Leemann dice che sarebbe adatta per farne marmellate e a me viene subito in mente la ricetta quattrocentesca delle chomposte de state de pere, in cui delle pere cotte si servivano a strati con una composta di frutta e verdura profumata di vino e senape.
Se nel XV secolo la distinzione tra dolce e salato era ancora molto in là da venire, vediamo che all'epoca di Caravaggio, che dipinse il Bacco a Roma attorno al 1598, lo zucchero era già arrivato in Italia ma era ancora costosissimo e dunque trattato alla stregue di una spezia. Così tra le ricette di Bartolomeo Scappi, cuoco segreto (personale) di vari cardinali e poi di due papi nell'arco del '500, scopriamo che l'abbinamento tra frutta e zucchero può prendere due strade differenti.
C'è ad esempio, tra le ricette da lui descritte, un sapore di mele-pere e cipolle in cui pesta al mortaio i frutti crudi con cipolle cotte nella brace, tuorli sodi e pane ammollato in aceto, come nelle salse più antiche, ma poi cuoce la miscela in succo d'arancia e zucchero e la serve come una crema, calda o fredda, spolverata con altro zucchero e cannella, ingentilendo dunque il piatto che vuole essere particolarmente gradevole al palato, oltre che testimone di elementi pregiati.
E poi ci sono anche le sue suppe, che spesso accostavano ancora indifferentemente frutta e verdura e ne coprivano sostanzialmente i gusti uniformandoli con le spezie, ma che cominciano con lui a dividersi in zuppe di verdura con erbe, a volte con anche pesce o carne, in cui lo zucchero non è sempre presente e comunque raramente dominante, e zuppe di frutta, sostanzialmente dolci, che si servivano versandole calde sul pane come si fa oggi per le nostre zuppe rustiche.
E di queste ci occupiamo oggi, utilizzando i fichi che fanno capolino nella canestra di Caravaggio e seguendo in modo pedissequo la ricetta dello Scappi, che terminava di scrivere il suo trattato di cucina nel 1570, l'anno prima che nascesse Caravaggio, ma che con lui condivise il destino di nascere lombardo ed operare a Roma. La ricetta rispetto ai palati odierni resta perfettamente attuale: provare per credere!
Per fare suppe di diuersi frutti secchi.
Piglinosi le prugne secche, faccianonsi stare in molle con acqua tiepida, dapoi si facciano cuocere con uin bianco, zuccaro, garofani, noci moscate, & cannella peste insieme, et come saranno cotte, habbianosi apparecchiate fette di pane brustolite in piatti, e ponganosi sopra le prugne con la decottione, e seruanosi calde con zuccaro sopra. In questo modo si può ancho fare delle uisciole
secche, delli datteri tagliati per mezzo, et de i fichi secchi.

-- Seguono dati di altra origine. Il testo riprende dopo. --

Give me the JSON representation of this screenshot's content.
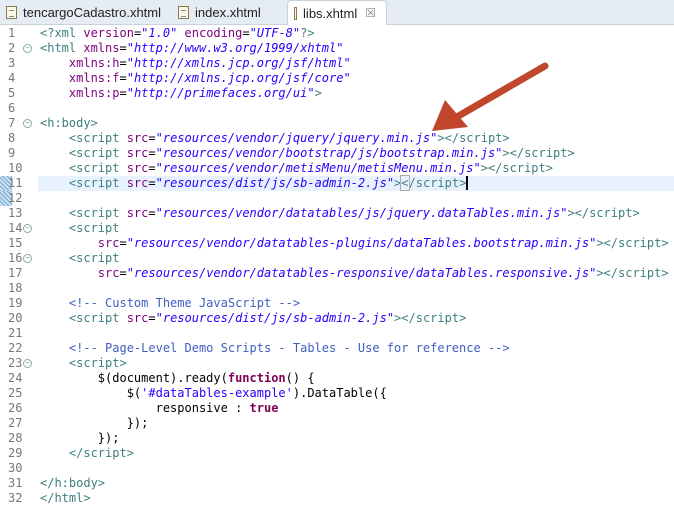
{
  "tabs": [
    {
      "label": "tencargoCadastro.xhtml",
      "active": false
    },
    {
      "label": "index.xhtml",
      "active": false
    },
    {
      "label": "libs.xhtml",
      "active": true,
      "close": "☒"
    }
  ],
  "editor": {
    "current_line": 11,
    "fold_lines": [
      2,
      7,
      14,
      16,
      23
    ],
    "lines": [
      [
        [
          "t",
          "<?xml "
        ],
        [
          "a",
          "version"
        ],
        [
          "p",
          "="
        ],
        [
          "v",
          "\"1.0\""
        ],
        [
          "p",
          " "
        ],
        [
          "a",
          "encoding"
        ],
        [
          "p",
          "="
        ],
        [
          "v",
          "\"UTF-8\""
        ],
        [
          "t",
          "?>"
        ]
      ],
      [
        [
          "t",
          "<html "
        ],
        [
          "a",
          "xmlns"
        ],
        [
          "p",
          "="
        ],
        [
          "v",
          "\"http://www.w3.org/1999/xhtml\""
        ]
      ],
      [
        [
          "p",
          "    "
        ],
        [
          "a",
          "xmlns:h"
        ],
        [
          "p",
          "="
        ],
        [
          "v",
          "\"http://xmlns.jcp.org/jsf/html\""
        ]
      ],
      [
        [
          "p",
          "    "
        ],
        [
          "a",
          "xmlns:f"
        ],
        [
          "p",
          "="
        ],
        [
          "v",
          "\"http://xmlns.jcp.org/jsf/core\""
        ]
      ],
      [
        [
          "p",
          "    "
        ],
        [
          "a",
          "xmlns:p"
        ],
        [
          "p",
          "="
        ],
        [
          "v",
          "\"http://primefaces.org/ui\""
        ],
        [
          "t",
          ">"
        ]
      ],
      [],
      [
        [
          "t",
          "<h:body>"
        ]
      ],
      [
        [
          "p",
          "    "
        ],
        [
          "t",
          "<script "
        ],
        [
          "a",
          "src"
        ],
        [
          "p",
          "="
        ],
        [
          "v",
          "\"resources/vendor/jquery/jquery.min.js\""
        ],
        [
          "t",
          "></script>"
        ]
      ],
      [
        [
          "p",
          "    "
        ],
        [
          "t",
          "<script "
        ],
        [
          "a",
          "src"
        ],
        [
          "p",
          "="
        ],
        [
          "v",
          "\"resources/vendor/bootstrap/js/bootstrap.min.js\""
        ],
        [
          "t",
          "></script>"
        ]
      ],
      [
        [
          "p",
          "    "
        ],
        [
          "t",
          "<script "
        ],
        [
          "a",
          "src"
        ],
        [
          "p",
          "="
        ],
        [
          "v",
          "\"resources/vendor/metisMenu/metisMenu.min.js\""
        ],
        [
          "t",
          "></script>"
        ]
      ],
      [
        [
          "p",
          "    "
        ],
        [
          "t",
          "<script "
        ],
        [
          "a",
          "src"
        ],
        [
          "p",
          "="
        ],
        [
          "v",
          "\"resources/dist/js/sb-admin-2.js\""
        ],
        [
          "t",
          "></script>"
        ]
      ],
      [],
      [
        [
          "p",
          "    "
        ],
        [
          "t",
          "<script "
        ],
        [
          "a",
          "src"
        ],
        [
          "p",
          "="
        ],
        [
          "v",
          "\"resources/vendor/datatables/js/jquery.dataTables.min.js\""
        ],
        [
          "t",
          "></script>"
        ]
      ],
      [
        [
          "p",
          "    "
        ],
        [
          "t",
          "<script"
        ]
      ],
      [
        [
          "p",
          "        "
        ],
        [
          "a",
          "src"
        ],
        [
          "p",
          "="
        ],
        [
          "v",
          "\"resources/vendor/datatables-plugins/dataTables.bootstrap.min.js\""
        ],
        [
          "t",
          "></script>"
        ]
      ],
      [
        [
          "p",
          "    "
        ],
        [
          "t",
          "<script"
        ]
      ],
      [
        [
          "p",
          "        "
        ],
        [
          "a",
          "src"
        ],
        [
          "p",
          "="
        ],
        [
          "v",
          "\"resources/vendor/datatables-responsive/dataTables.responsive.js\""
        ],
        [
          "t",
          "></script>"
        ]
      ],
      [],
      [
        [
          "p",
          "    "
        ],
        [
          "c",
          "<!-- Custom Theme JavaScript -->"
        ]
      ],
      [
        [
          "p",
          "    "
        ],
        [
          "t",
          "<script "
        ],
        [
          "a",
          "src"
        ],
        [
          "p",
          "="
        ],
        [
          "v",
          "\"resources/dist/js/sb-admin-2.js\""
        ],
        [
          "t",
          "></script>"
        ]
      ],
      [],
      [
        [
          "p",
          "    "
        ],
        [
          "c",
          "<!-- Page-Level Demo Scripts - Tables - Use for reference -->"
        ]
      ],
      [
        [
          "p",
          "    "
        ],
        [
          "t",
          "<script>"
        ]
      ],
      [
        [
          "p",
          "        $(document).ready("
        ],
        [
          "k",
          "function"
        ],
        [
          "p",
          "() {"
        ]
      ],
      [
        [
          "p",
          "            $("
        ],
        [
          "s",
          "'#dataTables-example'"
        ],
        [
          "p",
          ").DataTable({"
        ]
      ],
      [
        [
          "p",
          "                responsive : "
        ],
        [
          "k",
          "true"
        ]
      ],
      [
        [
          "p",
          "            });"
        ]
      ],
      [
        [
          "p",
          "        });"
        ]
      ],
      [
        [
          "p",
          "    "
        ],
        [
          "t",
          "</script>"
        ]
      ],
      [],
      [
        [
          "t",
          "</h:body>"
        ]
      ],
      [
        [
          "t",
          "</html>"
        ]
      ]
    ]
  },
  "annotation": {
    "arrow_color": "#c0462c"
  }
}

Unica nota: se nei banchetti cinquecenteschi un piatto simile sulle tavole nobili poteva comparire indifferentemente in qualsiasi fase del servizio, che era un susseguirsi di serie di portate dolci, agrodolci e salate insieme, ora lo servirei come colazione o merenda oppure come dessert, in questo caso lasciando addensare un pochino di più il fondo e riducendo le dosi del pane.
rivoli affluenti: la citazione di Bartolomeo Scappi e tratta dalla sua Opera, stampata nel 1570 e parzialmente riprodotta in: Benporat Claudio, Storia della gastronomia italiana, 1990, Mursia (il brano citato è a pag. 99) Capatti Alberto, Montanari Massimo, La cucina italiana. Storia di una cultura, 1999, Laterza, ISBN 88-420-5884-X Faccioli Emilio (cura), L’arte della cucina in Italia. Libri di ricette e trattati sulla civiltà della tavola dal XIV al XIX secolo, Einaudi, 1987 e 1992, ISBN 88-06-59880-5 Firpo Luigi (cura), Gastronomia del Rinascimento, 1973, Utet la foto degli chef è presa qui; l'immagine del dipinto viene da qui un altro esempio di "suppa" dolcesalata totalmente attuale? Questi secenteschi gnocchi di formaggio in brodo di pere...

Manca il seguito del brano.